Josh Larsen posted my response to his middling-to-negative review of Guardians of the Galaxy Vol. 2 in his Why I’m Wrong feature. I wanted to post it here as well, along with follow-up thoughts about how the movie reminded me of his great new book Movies Are Prayers.
My defense of GOTG2
What I won’t defend: the glorified carnage, yet another “blow up the glowing thing in order to save the universe” superhero movie ending, or the strange casting of Sylvester Stallone.
What I will defend: Chris Pratt’s ongoing ability to surprise with his acting; how they maintained a healthy mix of irreverent humor, action, and obligatory MCU service; and how these maladjusted Guardian misfits learn to love each other and themselves in a surprisingly uncheesy way. The subplots of Nebula, Yondu, and Mantis hardly drag the focus away from the Guardians. On the contrary, they enhance each of them by calling attention to the compelling parts (or defects) in the Guardians’ personalities, and propelling them toward the reconciliation and peace (however temporary) they crave. The Yondu and Nebula storylines were especially affecting, both on their own and how they affected Quill and Gamora respectively.
How can the antagonism between Quill and Rocket be “forced” given their very believable insecurities and irrepressible need to be the wittiest, most tough-guy fighter of the group? And did you fall asleep during the scenes between Rocket and Baby Groot? They contained the same delightful rapport from the first film, altered for the new, infantilized version of Groot. You must have missed those and the other “grace notes” that peppered the entire film, including the best Zune joke of all time.
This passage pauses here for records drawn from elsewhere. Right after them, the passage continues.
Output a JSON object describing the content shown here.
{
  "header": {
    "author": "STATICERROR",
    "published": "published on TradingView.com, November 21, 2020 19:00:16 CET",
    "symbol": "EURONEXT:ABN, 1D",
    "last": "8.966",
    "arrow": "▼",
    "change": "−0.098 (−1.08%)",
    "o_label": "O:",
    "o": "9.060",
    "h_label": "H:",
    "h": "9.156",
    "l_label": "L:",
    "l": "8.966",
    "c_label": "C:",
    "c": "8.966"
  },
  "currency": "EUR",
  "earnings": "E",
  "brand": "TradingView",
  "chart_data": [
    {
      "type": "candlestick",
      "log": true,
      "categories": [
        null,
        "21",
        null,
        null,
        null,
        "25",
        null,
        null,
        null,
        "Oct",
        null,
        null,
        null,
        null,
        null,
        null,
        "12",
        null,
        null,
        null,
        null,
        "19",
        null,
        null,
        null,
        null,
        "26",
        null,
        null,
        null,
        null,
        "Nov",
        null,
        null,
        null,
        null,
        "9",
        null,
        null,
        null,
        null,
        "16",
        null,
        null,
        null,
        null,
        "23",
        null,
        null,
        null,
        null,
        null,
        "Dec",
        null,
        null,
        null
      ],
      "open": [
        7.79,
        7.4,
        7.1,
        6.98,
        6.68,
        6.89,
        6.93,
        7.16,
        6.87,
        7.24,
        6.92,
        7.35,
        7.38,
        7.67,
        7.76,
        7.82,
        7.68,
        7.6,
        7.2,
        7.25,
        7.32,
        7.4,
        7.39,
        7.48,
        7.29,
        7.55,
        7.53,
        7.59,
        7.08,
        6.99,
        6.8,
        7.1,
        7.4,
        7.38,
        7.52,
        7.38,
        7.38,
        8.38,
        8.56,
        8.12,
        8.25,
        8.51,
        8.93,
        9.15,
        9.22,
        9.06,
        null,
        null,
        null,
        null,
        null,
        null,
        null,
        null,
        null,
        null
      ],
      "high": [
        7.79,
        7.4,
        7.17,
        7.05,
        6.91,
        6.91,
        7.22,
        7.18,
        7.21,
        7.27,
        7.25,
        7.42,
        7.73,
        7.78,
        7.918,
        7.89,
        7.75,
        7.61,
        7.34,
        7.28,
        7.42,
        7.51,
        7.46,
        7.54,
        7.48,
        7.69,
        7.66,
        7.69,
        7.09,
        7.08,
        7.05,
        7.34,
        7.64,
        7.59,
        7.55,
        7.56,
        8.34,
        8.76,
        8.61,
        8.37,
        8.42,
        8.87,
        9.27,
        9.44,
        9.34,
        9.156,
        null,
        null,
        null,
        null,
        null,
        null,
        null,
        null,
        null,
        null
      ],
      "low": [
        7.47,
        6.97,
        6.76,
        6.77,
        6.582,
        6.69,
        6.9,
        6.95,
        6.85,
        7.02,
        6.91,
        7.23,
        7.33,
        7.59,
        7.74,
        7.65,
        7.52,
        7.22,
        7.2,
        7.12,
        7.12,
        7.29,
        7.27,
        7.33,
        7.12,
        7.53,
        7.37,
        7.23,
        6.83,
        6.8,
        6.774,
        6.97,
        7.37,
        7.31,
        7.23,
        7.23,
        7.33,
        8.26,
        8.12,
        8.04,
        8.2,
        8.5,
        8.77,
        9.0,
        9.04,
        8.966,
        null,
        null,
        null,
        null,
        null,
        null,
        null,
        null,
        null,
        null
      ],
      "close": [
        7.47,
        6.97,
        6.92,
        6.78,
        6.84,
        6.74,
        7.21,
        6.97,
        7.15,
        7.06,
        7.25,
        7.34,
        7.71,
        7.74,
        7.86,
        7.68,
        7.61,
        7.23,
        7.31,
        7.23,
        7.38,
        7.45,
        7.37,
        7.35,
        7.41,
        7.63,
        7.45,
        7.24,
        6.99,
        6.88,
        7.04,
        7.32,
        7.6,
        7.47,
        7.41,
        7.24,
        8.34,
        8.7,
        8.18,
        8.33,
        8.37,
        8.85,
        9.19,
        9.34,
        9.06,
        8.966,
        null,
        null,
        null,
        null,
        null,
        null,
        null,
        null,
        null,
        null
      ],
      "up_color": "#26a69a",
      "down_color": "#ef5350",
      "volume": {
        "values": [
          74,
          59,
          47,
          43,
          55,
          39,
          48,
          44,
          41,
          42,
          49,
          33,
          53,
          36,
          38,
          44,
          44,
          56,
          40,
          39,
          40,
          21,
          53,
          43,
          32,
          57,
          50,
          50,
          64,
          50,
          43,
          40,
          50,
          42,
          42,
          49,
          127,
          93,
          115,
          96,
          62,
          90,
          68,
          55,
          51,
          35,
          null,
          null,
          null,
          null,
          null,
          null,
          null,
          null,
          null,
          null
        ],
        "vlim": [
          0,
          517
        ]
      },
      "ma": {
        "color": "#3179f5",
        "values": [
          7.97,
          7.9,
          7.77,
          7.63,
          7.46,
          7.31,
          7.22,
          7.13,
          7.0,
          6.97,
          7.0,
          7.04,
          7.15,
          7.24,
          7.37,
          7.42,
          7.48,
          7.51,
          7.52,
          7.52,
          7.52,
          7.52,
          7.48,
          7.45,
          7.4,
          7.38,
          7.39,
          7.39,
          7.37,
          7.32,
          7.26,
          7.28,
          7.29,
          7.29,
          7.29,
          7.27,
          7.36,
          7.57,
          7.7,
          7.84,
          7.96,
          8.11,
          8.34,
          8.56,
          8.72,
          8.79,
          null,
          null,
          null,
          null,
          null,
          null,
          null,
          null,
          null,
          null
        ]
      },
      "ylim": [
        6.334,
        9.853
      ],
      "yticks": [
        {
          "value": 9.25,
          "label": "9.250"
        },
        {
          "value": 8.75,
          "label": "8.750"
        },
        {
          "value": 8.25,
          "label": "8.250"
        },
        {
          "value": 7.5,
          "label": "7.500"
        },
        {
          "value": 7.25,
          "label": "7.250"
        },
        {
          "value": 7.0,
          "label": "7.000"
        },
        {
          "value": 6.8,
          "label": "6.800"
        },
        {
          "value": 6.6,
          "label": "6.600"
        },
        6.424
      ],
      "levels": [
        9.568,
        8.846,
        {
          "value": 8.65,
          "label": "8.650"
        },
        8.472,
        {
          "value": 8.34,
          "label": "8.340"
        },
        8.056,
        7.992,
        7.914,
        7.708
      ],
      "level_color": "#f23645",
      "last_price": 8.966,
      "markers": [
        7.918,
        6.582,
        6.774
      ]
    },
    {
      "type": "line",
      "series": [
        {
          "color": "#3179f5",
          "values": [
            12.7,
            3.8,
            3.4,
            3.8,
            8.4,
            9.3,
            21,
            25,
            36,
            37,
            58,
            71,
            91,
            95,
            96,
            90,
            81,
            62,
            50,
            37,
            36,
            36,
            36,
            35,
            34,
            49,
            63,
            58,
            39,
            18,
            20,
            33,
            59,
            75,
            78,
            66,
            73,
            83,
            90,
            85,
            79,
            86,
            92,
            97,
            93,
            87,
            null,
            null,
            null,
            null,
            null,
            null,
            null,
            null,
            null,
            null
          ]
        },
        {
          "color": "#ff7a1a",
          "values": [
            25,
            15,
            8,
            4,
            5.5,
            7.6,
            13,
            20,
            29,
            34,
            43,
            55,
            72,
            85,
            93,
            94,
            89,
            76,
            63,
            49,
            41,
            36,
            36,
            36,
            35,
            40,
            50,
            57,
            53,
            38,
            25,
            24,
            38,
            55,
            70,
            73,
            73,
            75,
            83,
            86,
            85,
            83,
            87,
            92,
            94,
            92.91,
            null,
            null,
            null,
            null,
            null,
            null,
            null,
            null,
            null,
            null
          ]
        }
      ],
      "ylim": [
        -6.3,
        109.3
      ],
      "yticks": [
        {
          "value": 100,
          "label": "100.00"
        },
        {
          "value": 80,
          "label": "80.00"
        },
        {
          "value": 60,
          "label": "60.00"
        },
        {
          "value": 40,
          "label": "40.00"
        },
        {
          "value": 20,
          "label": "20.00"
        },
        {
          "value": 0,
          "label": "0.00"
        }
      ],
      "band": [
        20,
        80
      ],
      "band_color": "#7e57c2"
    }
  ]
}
No doubt the plot goes a little haywire once Kurt Russell enters the picture. (What was up with his castle and all those porcelain dioramas? Demigod hobby I guess.) It pretty quickly didn’t smell right, so I spent most of the second act waiting for The Turn. But since I’ve lowered my expectations considerably for Marvel villains, my larger concern was enjoying the laughs and unexpected poignant moments along the way.
You insist it’s a small movie trying on big-boy blockbuster pants, but I saw it as putting on one of those clear, gelled spacesuits that Quill wears at one point: the spectacle fits snugly around the human core. I’ll put up with an explosion or 17 for that.
Further thoughts on reconciliation
I wanted to follow-up about how it acts as a prayer of reconciliation. Starting in Vol. 1, each of the Guardians (sans Groot) had crippling insecurities and self-esteem issues that they masked with sarcasm (Quill), steeliness (Gamora), pugnacity (Rocket), or a vengeful spirit (Drax). Insecurities make for great cinema: they compel characters to act for or against things. And when they are paired with comedy and great cast chemistry, you get movies like this, which are fun to watch because the characters aren’t as noble and upright as the Avengers.
But insecurity also signals a hole wanting to be filled, which is where reconciliation comes in. It became clear in Vol. 1 that Quill ached for the love of a real family. He thought he had it in Vol. 2 when Ego came along, but then realized it was counterfeit and downright deadly, causing him to see his relationship with Yondu in a different and profound way. (How beautiful was that line “He may have been your father, boy, but he wasn’t your daddy”?) Yondu was able to redeem himself in the end, sacrificing his life for his son and bringing people together for his funeral. (Yes, it was saccharine; no, I don’t care.)
Gamora wasn’t looking for reconciliation, but it nevertheless came for her in a fury. Nebula’s rage, we found out, was yet another cloak to hide deep childhood trauma and pain of not having a sister to love and confide in. When we find this out after their Sister Fight to End All Sister Fights, Gamora is shocked. But later, humbled, she initiates the process of reconciliation, however uneasy, in another small but beautiful moment toward restoration.
Yondu has another great moment with Rocket, telling him who Rocket is and therefore who Yondu is by extension. Deep down, Rocket wants to be seen and accepted for who he is beneath his hardened yet furry exterior. This bit of reconciliation isn’t between Rocket and Yonda, though, but within Rocket, who struggles with the notion that you have to believe you deserve love if you’re ever going to be able to love someone else. You mentioned the chemistry between Rocket and Groot was lacking. It was certainly different, but remember: Groot technically died in the first movie. Rocket lost his best friend and guardian. Thus I assume his character in Vol. 2 is simply grieving.
For Drax, companionship has been a key desire after losing his family. He achieved some peace about it at the end of Vol. 1, but now his budding relationship with Mantis taps into that lost aspect of his life. A man who doesn’t understand emotions paired with someone who only understands them? That’s the basis of a sitcom. Drax & Mantis, coming to Netflix tomorrow.
And Groot just wants to dance, man.
It seems kinda silly to devote this much attention to a movie that would probably just laugh at any suggestion of deep thought. And you’re right that the grace the Guardians extend to each other did not extend to the hordes of henchmen killed without a second’s thought, an unfortunately typical feature of many American action movies. But I’m a sucker for moments like these in any kind of movie, let alone in one you wouldn’t expect.